Tuesday 4 December 2012

Teacher Misconduct in the Classroom



A recent audit released in November 2012 finds that the Los Angeles Unified School District (LAUSD) has been slow to report on teacher misconduct in the school district. According to the report, LAUSD officials have repeatedly failed to promptly inform a California panel about serious allegations of teacher misconduct, teacher perversity, teacher lewdness, and numerous incidents of LAUSD teacher employees groping and molesting children at will.

For the record, the Los Angeles Unified School District (LAUSD) is the largest (in terms of number of students) public school system in California. The Los Angeles Unified School District is the 2nd largest public school district in the United States, behind only the New York City Department of Education.

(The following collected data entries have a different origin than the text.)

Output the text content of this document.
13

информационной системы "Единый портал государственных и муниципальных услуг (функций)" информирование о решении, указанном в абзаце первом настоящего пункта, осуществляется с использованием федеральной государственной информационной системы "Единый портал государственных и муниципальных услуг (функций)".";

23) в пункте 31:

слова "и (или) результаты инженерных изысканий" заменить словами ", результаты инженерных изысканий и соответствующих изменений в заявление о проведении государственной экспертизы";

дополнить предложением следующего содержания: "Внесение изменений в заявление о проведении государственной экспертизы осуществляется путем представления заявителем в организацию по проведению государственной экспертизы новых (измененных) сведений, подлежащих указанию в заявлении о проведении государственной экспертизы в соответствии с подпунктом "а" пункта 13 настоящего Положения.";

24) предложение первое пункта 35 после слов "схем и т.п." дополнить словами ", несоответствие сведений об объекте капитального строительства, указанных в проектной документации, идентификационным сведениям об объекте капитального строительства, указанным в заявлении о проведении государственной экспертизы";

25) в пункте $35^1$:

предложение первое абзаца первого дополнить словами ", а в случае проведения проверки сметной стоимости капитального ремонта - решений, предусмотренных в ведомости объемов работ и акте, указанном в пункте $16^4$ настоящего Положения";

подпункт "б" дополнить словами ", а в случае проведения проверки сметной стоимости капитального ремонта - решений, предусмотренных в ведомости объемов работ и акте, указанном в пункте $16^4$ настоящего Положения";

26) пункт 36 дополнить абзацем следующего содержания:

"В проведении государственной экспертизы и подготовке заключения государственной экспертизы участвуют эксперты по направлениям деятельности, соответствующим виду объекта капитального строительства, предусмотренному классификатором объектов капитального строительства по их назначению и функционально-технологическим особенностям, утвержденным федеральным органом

In recent years, Los Angeles Unified School District (LAUSD) has served over 700,000 students, and has over 46,473 teachers and over 39,594 other employees.

Los Angeles Unified School District (LAUSD) is the second largest employer in Los Angeles County, after the county government.

The numbers are impressive, but so is the peril to children and youth. It is estimated that approximately 3 percent of LAUSD teachers have engaged in some form of prohibited conduct involving either students or teachers.

The recent audit is indeed frightening, but should not come as any surprise because the standards of employment for the Los Angeles Unified School District (LAUSD) have been steadlily droppng for over 20 years. As the school systems contends with numerous new citizens, recent immigrants, an surge in various nationalities, new and expanding definitions of societal standards and mores, and its regid attempts to recruit a workforce that can accomodate such vast dissimilarities, it is not altogether surprising that various problems will arise.

Approximately, 10 months ago, the Los Angeles Unified School District was left reeling by the arrest of a teacher at Miramonte Elementary School for allegedly spoon-feeding semen to students in a classroom. Clearly, he teacher involved must have been involved in some incident prior to this sick episode.

At the time, Los Angeles Unified School District officials acknowledged that they did not swiftly send all serious misconduct allegations to a government commission on Teacher Credentialing, which apparently keeps a database that school systems use to verify teaching licenses.

The shocking audit found that Los Angeles Unified School District officials submitted at least 144 cases of alleged teacher misconduct more than a year later than required, and at least 31 of cases of alleged teacher perversity/misconduct were not submitted until at least three years after the accusation or act; consequently, the safety of students and fellow teachers were being neglected.

In school districts such as the Los Angeles Unified School District officials and the Clark County School District (another hit bed of teacher perversity), students and parents need to be informed of teachers who have been accused, warned, or lawfully charged with misconduct.

So, what does all this mean for students and youth? The Los Angeles Unified School District (LAUSD) must do a better job of teacher recruitment, and background investigations. Single teachers need to be scrutinized more, along with single men.